County says so long to Styrofoam [updated]

September 20, 2010 

Los Angeles County officials are preparing to say good-bye to a product that literally won’t go away—Styrofoam.

Joining a national environmental movement, the Department of Public Works is recommending that L.A. County agencies and concessionaires be barred from using food containers made of expanded polystyrene, commonly known by the brand name Styrofoam. Instead, they’d be required each year to purchase millions of cups and plates composed of a variety of quickly degradable and recyclable materials.

The move is a prelude to the possible enactment of a broader—and more controversial—prohibition at food and retail outlets in the county’s unincorporated areas. That prospect, still at least a year away, already has drawn fire from the manufacturers’ trade group, the American Chemistry Council, which recently spent huge sums successfully lobbying against a Sacramento bill that would have banned single-use plastic bags.
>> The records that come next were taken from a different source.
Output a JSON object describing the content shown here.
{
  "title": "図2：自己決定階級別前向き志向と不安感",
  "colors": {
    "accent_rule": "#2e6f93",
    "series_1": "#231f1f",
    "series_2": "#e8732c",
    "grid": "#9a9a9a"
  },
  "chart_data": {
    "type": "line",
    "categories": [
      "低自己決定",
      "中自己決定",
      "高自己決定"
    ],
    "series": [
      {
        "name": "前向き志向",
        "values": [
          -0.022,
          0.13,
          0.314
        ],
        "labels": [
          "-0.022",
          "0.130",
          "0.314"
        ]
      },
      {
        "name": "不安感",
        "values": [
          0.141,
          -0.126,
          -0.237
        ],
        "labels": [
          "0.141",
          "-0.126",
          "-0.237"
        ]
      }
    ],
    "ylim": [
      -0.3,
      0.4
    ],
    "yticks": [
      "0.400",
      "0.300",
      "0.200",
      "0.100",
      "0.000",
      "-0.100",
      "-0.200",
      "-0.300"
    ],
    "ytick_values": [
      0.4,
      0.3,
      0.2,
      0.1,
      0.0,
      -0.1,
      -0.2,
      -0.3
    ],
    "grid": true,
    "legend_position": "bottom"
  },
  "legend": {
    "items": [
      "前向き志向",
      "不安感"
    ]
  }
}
In a report to the Board of Supervisors, public works officials cited a litany of environmental dangers widely associated with expanded polystyrene products, which are used by consumers for only minutes but can take generations to deteriorate. As the report notes, these plates and cups consume inordinate space in landfills or end up as litter that blights communities and often ends up in the ocean, endangering marine life. Moreover, according to the report, expanded polystyrene releases hazardous chemicals as it breaks down in the natural environment.

The board is scheduled to vote Tuesday on the matter.

Pat Proano, who heads public work’s environmental division, said the proposed ban should send a strong signal to reluctant business owners that the county is “willing to do this in our own house—that we’re willing to walk the talk.”

Proano said the proposal, based on a board motion passed more than three years ago, took so long because his department wanted to engage the business community and “make it more of a collaborative effort.” To that end, the county hired a consulting firm in late 2008 to assess the impact of expanded polystyrene products and suggest a hierarchy of environmentally-friendly substitutes. In the end, the consultant and the county were largely of a single mind, Proano said.

Although the public works department is recommending that the purchase of expanded polystyrene food containers be prohibited within 60 days of approval, there are exemptions for several of the biggest users, who’ll need more time to prepare or who have contracts with vendors that will need to expire before product changes can be made.

Some departments, such as Beaches & Harbors and Parks & Recreation have already begun the phase-out.

At this point, the Sheriff’s Department, which uses more expanded polystyrene than any county agency, would be entirely exempted from the ban. According to county officials, it would cost the department nearly 300% more to purchase environmentally friendly products that inmates would not be able to fashion into weapons.

“You can’t do much with Styrofoam,” said Jerry Plummer, purchasing manager of county’s Department of Internal Services. “You can’t grind it down to make a knife.”

So the Sheriff’s Department, Plummer said, is entering into a pilot-project contract with a polystyrene recycler who is purchasing a giant washer to remove the jail-house food. The Styrofoam will then be ground up for “cheap picture frames” and other products, Plummer said.

“Because of the county’s size,” Plummer said, “nobody is doing this kind of thing out there on our scale.”

Posted 9/20/10

Updated 9/21/10:

Supervisors voted unanimously to phase out Styrofoam use in county facilities and gave Public Works officials a year to study whether a ban should be enacted in unincorporated areas of the county. Board chair Gloria Molina called the action a “very monumental opportunity” and a “leadership step” for the county. Supervisor Zev Yaroslavsky concurred, noting the symbolic and practical importance of having the immense county workforce go Styrofoam-free. “When we sneeze, the rest of the county catches a cold,” he said.

Looking ahead to a possible broader ban, however, Supervisor Don Knabe introduced a motion, adopted by the board, that directs Public Works to explore whether there is “appropriate infrastructure” in place to ensure that any Styrofoam alternatives don’t end up causing environmental problems of their own.